RIYADH (Reuters) – United Arab Emirates-based Air Arabia plans to double its leased aircraft fleet to 22 by 2010 in addition to buying up to 50 planes as it increases flights in the Middle East and Asia, its CEO said on Tuesday.
The Middle East’s largest low-cost carrier can raise funding of 3.3 billion dirhams ($898.9 million), the largest part of which will be spent on the purchase of Boeing 737 or A320 from Airbus, Adel Ali said.
The firm also looks to use some of the cash to enhance its infrastructure and to build a 350-room hotel in the UAE emirate of Sharjah, its hub, which will be managed by leisure group Rotana, he added.
“We expect an order for 34 to 50 aircraft; the better the price, the higher the order … The largest part of the financing will come from local and foreign banks,” he told reporters in the Saudi capital Riyadh. He declined to be more specific.
“The cost of each aircraft is around $50 million,” Ali said.
Based on this price, the deal could be worth up to $2.5 billion.
Ali said on Sunday the airline planned to raise its purchases to up to 50 aircraft, without giving any price figures.
Details for the purchase deal will be announced within 10 days, he said.
Air Arabia sold a 55 percent stake in the Middle East’s first airline IPO in April.
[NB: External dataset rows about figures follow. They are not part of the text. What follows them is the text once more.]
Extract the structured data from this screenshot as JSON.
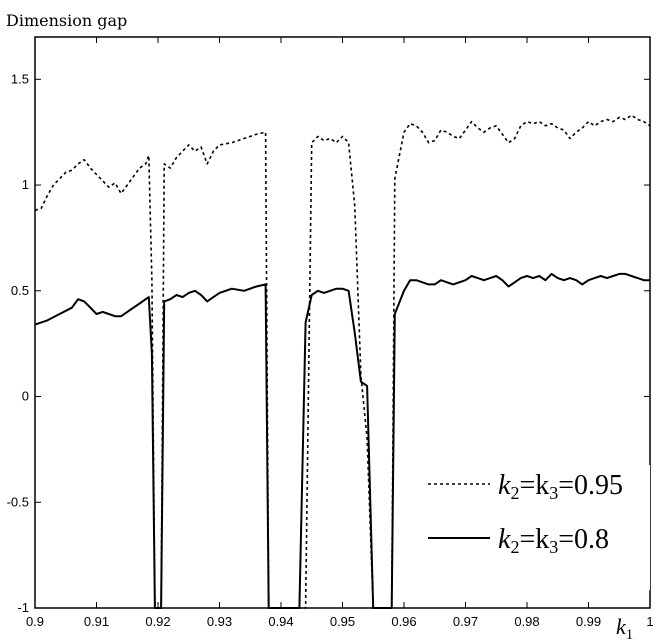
{
  "chart_data": {
    "type": "line",
    "ylabel": "Dimension gap",
    "xlabel": "k1",
    "xlim": [
      0.9,
      1.0
    ],
    "ylim": [
      -1,
      1.7
    ],
    "xticks": [
      "0.9",
      "0.91",
      "0.92",
      "0.93",
      "0.94",
      "0.95",
      "0.96",
      "0.97",
      "0.98",
      "0.99",
      "1"
    ],
    "yticks": [
      "-1",
      "-0.5",
      "0",
      "0.5",
      "1",
      "1.5"
    ],
    "grid": false,
    "legend_position": "bottom-right",
    "series": [
      {
        "name": "k2=k3=0.95",
        "style": "dotted",
        "color": "#000000",
        "points": [
          [
            0.9,
            0.88
          ],
          [
            0.901,
            0.89
          ],
          [
            0.902,
            0.95
          ],
          [
            0.903,
            1.0
          ],
          [
            0.904,
            1.03
          ],
          [
            0.905,
            1.06
          ],
          [
            0.906,
            1.07
          ],
          [
            0.907,
            1.1
          ],
          [
            0.908,
            1.12
          ],
          [
            0.909,
            1.08
          ],
          [
            0.91,
            1.05
          ],
          [
            0.911,
            1.02
          ],
          [
            0.912,
            0.99
          ],
          [
            0.913,
            1.01
          ],
          [
            0.914,
            0.96
          ],
          [
            0.915,
            1.0
          ],
          [
            0.916,
            1.04
          ],
          [
            0.917,
            1.08
          ],
          [
            0.918,
            1.1
          ],
          [
            0.9185,
            1.14
          ],
          [
            0.919,
            0.55
          ],
          [
            0.9195,
            -1.0
          ],
          [
            0.9205,
            -1.0
          ],
          [
            0.921,
            1.1
          ],
          [
            0.922,
            1.08
          ],
          [
            0.923,
            1.13
          ],
          [
            0.924,
            1.16
          ],
          [
            0.925,
            1.19
          ],
          [
            0.926,
            1.16
          ],
          [
            0.927,
            1.18
          ],
          [
            0.928,
            1.1
          ],
          [
            0.929,
            1.16
          ],
          [
            0.93,
            1.19
          ],
          [
            0.932,
            1.2
          ],
          [
            0.934,
            1.22
          ],
          [
            0.936,
            1.24
          ],
          [
            0.9375,
            1.25
          ],
          [
            0.938,
            -1.0
          ],
          [
            0.944,
            -1.0
          ],
          [
            0.945,
            1.2
          ],
          [
            0.946,
            1.23
          ],
          [
            0.947,
            1.21
          ],
          [
            0.948,
            1.22
          ],
          [
            0.949,
            1.2
          ],
          [
            0.95,
            1.23
          ],
          [
            0.951,
            1.2
          ],
          [
            0.952,
            0.9
          ],
          [
            0.953,
            0.1
          ],
          [
            0.954,
            -0.2
          ],
          [
            0.955,
            -1.0
          ],
          [
            0.958,
            -1.0
          ],
          [
            0.9585,
            1.03
          ],
          [
            0.96,
            1.25
          ],
          [
            0.961,
            1.29
          ],
          [
            0.962,
            1.28
          ],
          [
            0.963,
            1.25
          ],
          [
            0.964,
            1.2
          ],
          [
            0.965,
            1.21
          ],
          [
            0.966,
            1.26
          ],
          [
            0.967,
            1.25
          ],
          [
            0.968,
            1.23
          ],
          [
            0.969,
            1.22
          ],
          [
            0.97,
            1.26
          ],
          [
            0.971,
            1.3
          ],
          [
            0.972,
            1.27
          ],
          [
            0.973,
            1.25
          ],
          [
            0.974,
            1.27
          ],
          [
            0.975,
            1.28
          ],
          [
            0.976,
            1.24
          ],
          [
            0.977,
            1.2
          ],
          [
            0.978,
            1.22
          ],
          [
            0.979,
            1.28
          ],
          [
            0.98,
            1.3
          ],
          [
            0.981,
            1.29
          ],
          [
            0.982,
            1.3
          ],
          [
            0.983,
            1.28
          ],
          [
            0.984,
            1.29
          ],
          [
            0.985,
            1.27
          ],
          [
            0.986,
            1.26
          ],
          [
            0.987,
            1.22
          ],
          [
            0.988,
            1.25
          ],
          [
            0.989,
            1.27
          ],
          [
            0.99,
            1.3
          ],
          [
            0.991,
            1.28
          ],
          [
            0.992,
            1.3
          ],
          [
            0.993,
            1.31
          ],
          [
            0.994,
            1.3
          ],
          [
            0.995,
            1.32
          ],
          [
            0.996,
            1.31
          ],
          [
            0.997,
            1.33
          ],
          [
            0.998,
            1.31
          ],
          [
            0.999,
            1.3
          ],
          [
            1.0,
            1.28
          ]
        ]
      },
      {
        "name": "k2=k3=0.8",
        "style": "solid",
        "color": "#000000",
        "points": [
          [
            0.9,
            0.34
          ],
          [
            0.902,
            0.36
          ],
          [
            0.904,
            0.39
          ],
          [
            0.906,
            0.42
          ],
          [
            0.907,
            0.46
          ],
          [
            0.908,
            0.45
          ],
          [
            0.909,
            0.42
          ],
          [
            0.91,
            0.39
          ],
          [
            0.911,
            0.4
          ],
          [
            0.912,
            0.39
          ],
          [
            0.913,
            0.38
          ],
          [
            0.914,
            0.38
          ],
          [
            0.915,
            0.4
          ],
          [
            0.916,
            0.42
          ],
          [
            0.917,
            0.44
          ],
          [
            0.918,
            0.46
          ],
          [
            0.9185,
            0.47
          ],
          [
            0.919,
            0.2
          ],
          [
            0.9195,
            -1.0
          ],
          [
            0.9205,
            -1.0
          ],
          [
            0.921,
            0.45
          ],
          [
            0.922,
            0.46
          ],
          [
            0.923,
            0.48
          ],
          [
            0.924,
            0.47
          ],
          [
            0.925,
            0.49
          ],
          [
            0.926,
            0.5
          ],
          [
            0.927,
            0.48
          ],
          [
            0.928,
            0.45
          ],
          [
            0.929,
            0.47
          ],
          [
            0.93,
            0.49
          ],
          [
            0.931,
            0.5
          ],
          [
            0.932,
            0.51
          ],
          [
            0.934,
            0.5
          ],
          [
            0.936,
            0.52
          ],
          [
            0.9375,
            0.53
          ],
          [
            0.938,
            -1.0
          ],
          [
            0.943,
            -1.0
          ],
          [
            0.944,
            0.35
          ],
          [
            0.945,
            0.48
          ],
          [
            0.946,
            0.5
          ],
          [
            0.947,
            0.49
          ],
          [
            0.948,
            0.5
          ],
          [
            0.949,
            0.51
          ],
          [
            0.95,
            0.51
          ],
          [
            0.951,
            0.5
          ],
          [
            0.952,
            0.3
          ],
          [
            0.953,
            0.07
          ],
          [
            0.954,
            0.05
          ],
          [
            0.955,
            -1.0
          ],
          [
            0.958,
            -1.0
          ],
          [
            0.9585,
            0.39
          ],
          [
            0.96,
            0.5
          ],
          [
            0.961,
            0.55
          ],
          [
            0.962,
            0.55
          ],
          [
            0.963,
            0.54
          ],
          [
            0.964,
            0.53
          ],
          [
            0.965,
            0.53
          ],
          [
            0.966,
            0.55
          ],
          [
            0.967,
            0.54
          ],
          [
            0.968,
            0.53
          ],
          [
            0.969,
            0.54
          ],
          [
            0.97,
            0.55
          ],
          [
            0.971,
            0.57
          ],
          [
            0.972,
            0.56
          ],
          [
            0.973,
            0.55
          ],
          [
            0.974,
            0.56
          ],
          [
            0.975,
            0.57
          ],
          [
            0.976,
            0.55
          ],
          [
            0.977,
            0.52
          ],
          [
            0.978,
            0.54
          ],
          [
            0.979,
            0.56
          ],
          [
            0.98,
            0.57
          ],
          [
            0.981,
            0.56
          ],
          [
            0.982,
            0.57
          ],
          [
            0.983,
            0.55
          ],
          [
            0.984,
            0.58
          ],
          [
            0.985,
            0.56
          ],
          [
            0.986,
            0.55
          ],
          [
            0.987,
            0.56
          ],
          [
            0.988,
            0.55
          ],
          [
            0.989,
            0.53
          ],
          [
            0.99,
            0.55
          ],
          [
            0.991,
            0.56
          ],
          [
            0.992,
            0.57
          ],
          [
            0.993,
            0.56
          ],
          [
            0.994,
            0.57
          ],
          [
            0.995,
            0.58
          ],
          [
            0.996,
            0.58
          ],
          [
            0.997,
            0.57
          ],
          [
            0.998,
            0.56
          ],
          [
            0.999,
            0.55
          ],
          [
            1.0,
            0.55
          ]
        ]
      }
    ]
  },
  "legend": {
    "entries": [
      {
        "label_main": "k",
        "sub1": "2",
        "mid": "=k",
        "sub2": "3",
        "value": "=0.95"
      },
      {
        "label_main": "k",
        "sub1": "2",
        "mid": "=k",
        "sub2": "3",
        "value": "=0.8"
      }
    ]
  },
  "xlabel_parts": {
    "main": "k",
    "sub": "1"
  }
}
The $700 million it raised in the share sale will help pay for the aircraft, Ali said.
“We initially were planning to buy 34, but the market changes, and needs change for the better … There are talks with suppliers; there might be an order for 34, 40 or 50,” he said.
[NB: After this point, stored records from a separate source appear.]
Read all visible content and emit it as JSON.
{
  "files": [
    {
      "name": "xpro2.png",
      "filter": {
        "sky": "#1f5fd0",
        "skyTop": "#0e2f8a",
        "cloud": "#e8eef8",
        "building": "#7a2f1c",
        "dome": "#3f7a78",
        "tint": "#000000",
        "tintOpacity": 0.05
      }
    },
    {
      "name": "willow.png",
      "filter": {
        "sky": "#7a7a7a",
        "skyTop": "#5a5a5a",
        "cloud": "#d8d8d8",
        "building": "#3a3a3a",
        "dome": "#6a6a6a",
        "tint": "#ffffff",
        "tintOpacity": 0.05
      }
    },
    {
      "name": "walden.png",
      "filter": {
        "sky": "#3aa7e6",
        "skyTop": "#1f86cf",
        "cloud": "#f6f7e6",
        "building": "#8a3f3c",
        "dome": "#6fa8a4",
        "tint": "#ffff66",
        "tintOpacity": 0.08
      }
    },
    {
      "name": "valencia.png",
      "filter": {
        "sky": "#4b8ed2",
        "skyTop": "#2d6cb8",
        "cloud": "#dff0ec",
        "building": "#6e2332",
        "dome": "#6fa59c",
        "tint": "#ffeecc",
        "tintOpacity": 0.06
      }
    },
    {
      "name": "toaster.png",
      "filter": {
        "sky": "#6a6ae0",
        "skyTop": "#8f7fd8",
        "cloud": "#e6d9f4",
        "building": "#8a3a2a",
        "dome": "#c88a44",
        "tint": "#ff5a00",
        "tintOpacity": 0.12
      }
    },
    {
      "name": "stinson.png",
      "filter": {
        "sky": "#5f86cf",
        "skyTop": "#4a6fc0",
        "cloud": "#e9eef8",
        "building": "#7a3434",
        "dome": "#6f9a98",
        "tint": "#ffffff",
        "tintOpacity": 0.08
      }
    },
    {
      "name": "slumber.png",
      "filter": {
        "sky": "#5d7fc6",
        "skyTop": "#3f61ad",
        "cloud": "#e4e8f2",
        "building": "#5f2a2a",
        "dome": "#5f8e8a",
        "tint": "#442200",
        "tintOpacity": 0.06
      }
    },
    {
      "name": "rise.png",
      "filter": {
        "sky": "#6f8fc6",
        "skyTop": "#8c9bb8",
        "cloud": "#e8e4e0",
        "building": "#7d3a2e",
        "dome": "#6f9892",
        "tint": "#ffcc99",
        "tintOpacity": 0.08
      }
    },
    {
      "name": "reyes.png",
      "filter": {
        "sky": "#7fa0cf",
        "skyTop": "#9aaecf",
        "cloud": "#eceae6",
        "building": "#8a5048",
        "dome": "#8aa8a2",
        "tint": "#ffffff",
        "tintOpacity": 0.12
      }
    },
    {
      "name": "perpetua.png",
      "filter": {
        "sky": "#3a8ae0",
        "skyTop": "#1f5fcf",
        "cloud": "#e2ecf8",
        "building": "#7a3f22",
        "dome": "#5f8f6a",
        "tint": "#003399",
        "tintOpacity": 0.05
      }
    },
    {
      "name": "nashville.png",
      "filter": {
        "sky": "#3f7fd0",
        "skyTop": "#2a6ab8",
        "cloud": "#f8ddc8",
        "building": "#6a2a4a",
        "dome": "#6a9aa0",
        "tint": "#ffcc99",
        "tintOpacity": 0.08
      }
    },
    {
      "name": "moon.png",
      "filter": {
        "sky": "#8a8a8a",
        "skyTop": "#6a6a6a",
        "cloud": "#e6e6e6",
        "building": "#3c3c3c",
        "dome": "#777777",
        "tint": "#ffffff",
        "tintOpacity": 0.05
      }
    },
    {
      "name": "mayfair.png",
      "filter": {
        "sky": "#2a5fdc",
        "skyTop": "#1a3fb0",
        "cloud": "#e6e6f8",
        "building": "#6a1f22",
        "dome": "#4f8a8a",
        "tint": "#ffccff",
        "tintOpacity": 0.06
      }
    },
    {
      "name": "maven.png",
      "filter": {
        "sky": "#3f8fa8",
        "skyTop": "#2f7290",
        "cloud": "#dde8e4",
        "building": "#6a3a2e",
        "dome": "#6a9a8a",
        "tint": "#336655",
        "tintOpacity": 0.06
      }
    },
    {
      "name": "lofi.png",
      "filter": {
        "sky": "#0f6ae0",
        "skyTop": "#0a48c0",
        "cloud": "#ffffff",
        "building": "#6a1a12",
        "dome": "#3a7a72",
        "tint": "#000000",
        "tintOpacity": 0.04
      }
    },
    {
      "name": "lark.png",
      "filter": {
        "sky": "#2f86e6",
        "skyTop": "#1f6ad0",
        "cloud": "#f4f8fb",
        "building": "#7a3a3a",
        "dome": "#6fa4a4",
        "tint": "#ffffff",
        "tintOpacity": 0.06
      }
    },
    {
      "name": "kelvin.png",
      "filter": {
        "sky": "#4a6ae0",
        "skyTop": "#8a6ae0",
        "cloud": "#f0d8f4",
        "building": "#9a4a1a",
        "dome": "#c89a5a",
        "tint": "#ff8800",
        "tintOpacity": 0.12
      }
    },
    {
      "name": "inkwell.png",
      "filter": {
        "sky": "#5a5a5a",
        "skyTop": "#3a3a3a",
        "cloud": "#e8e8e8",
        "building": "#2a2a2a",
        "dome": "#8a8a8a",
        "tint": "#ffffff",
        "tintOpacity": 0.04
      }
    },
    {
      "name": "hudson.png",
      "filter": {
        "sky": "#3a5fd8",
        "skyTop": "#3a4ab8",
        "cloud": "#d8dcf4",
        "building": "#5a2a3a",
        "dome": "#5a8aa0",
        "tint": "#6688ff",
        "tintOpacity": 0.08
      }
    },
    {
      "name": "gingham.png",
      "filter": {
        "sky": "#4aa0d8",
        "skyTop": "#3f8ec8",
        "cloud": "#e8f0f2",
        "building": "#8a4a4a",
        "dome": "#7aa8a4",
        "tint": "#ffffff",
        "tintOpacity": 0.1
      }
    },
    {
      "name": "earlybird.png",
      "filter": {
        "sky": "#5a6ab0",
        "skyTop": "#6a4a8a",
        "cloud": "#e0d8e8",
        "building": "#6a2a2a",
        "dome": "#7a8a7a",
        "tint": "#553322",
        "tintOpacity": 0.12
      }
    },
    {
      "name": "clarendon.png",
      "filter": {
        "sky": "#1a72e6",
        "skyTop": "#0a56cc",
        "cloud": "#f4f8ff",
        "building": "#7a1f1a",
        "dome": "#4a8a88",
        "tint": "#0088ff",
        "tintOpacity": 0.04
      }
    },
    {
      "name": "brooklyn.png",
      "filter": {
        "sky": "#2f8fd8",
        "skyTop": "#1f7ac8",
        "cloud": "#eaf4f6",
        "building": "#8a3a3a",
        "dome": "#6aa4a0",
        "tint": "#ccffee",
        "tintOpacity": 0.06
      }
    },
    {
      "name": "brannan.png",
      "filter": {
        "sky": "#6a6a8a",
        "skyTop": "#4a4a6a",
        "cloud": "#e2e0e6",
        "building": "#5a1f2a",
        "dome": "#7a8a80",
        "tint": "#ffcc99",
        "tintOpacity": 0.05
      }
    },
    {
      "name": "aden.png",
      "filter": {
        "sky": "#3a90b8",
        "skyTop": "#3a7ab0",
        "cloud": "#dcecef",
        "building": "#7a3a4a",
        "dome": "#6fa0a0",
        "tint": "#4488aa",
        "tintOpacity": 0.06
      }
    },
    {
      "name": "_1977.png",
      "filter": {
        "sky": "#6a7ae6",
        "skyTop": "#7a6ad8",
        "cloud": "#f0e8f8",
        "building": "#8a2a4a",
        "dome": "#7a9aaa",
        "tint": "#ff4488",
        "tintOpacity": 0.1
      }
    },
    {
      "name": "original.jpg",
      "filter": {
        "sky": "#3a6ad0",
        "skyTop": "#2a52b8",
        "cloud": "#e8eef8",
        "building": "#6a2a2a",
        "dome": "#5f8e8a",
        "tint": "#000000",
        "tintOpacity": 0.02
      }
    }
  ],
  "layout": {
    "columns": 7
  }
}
After the privatisation, Ali said the firm had liquidity, so there was no intention either to hike capital or to issue bonds.
The firm plans to double to 22 the number of leased aircraft, Ali told Reuters on the sidelines of a conference. Air Arabia’s fleet is made of 11 leased A320 aircraft.
He said the rise in the number of aircraft aims to tap rapid growth in the Middle East air passenger traffic and to cater for company plans to add a new hub.
“Annual growth in the region’s air traffic is 2-3 percent above global growth,” Ali said. “It is expected that by 2025, the number of passengers in the Middle East will rise from 80 million in 2005 to 270 million, which means that every 10 years the figure will double.”
He declined to provide any details on the hub expansion plan, saying only that he was in talks with Egyptian authorities to be allowed access to Cairo. The company already serves Alexandria.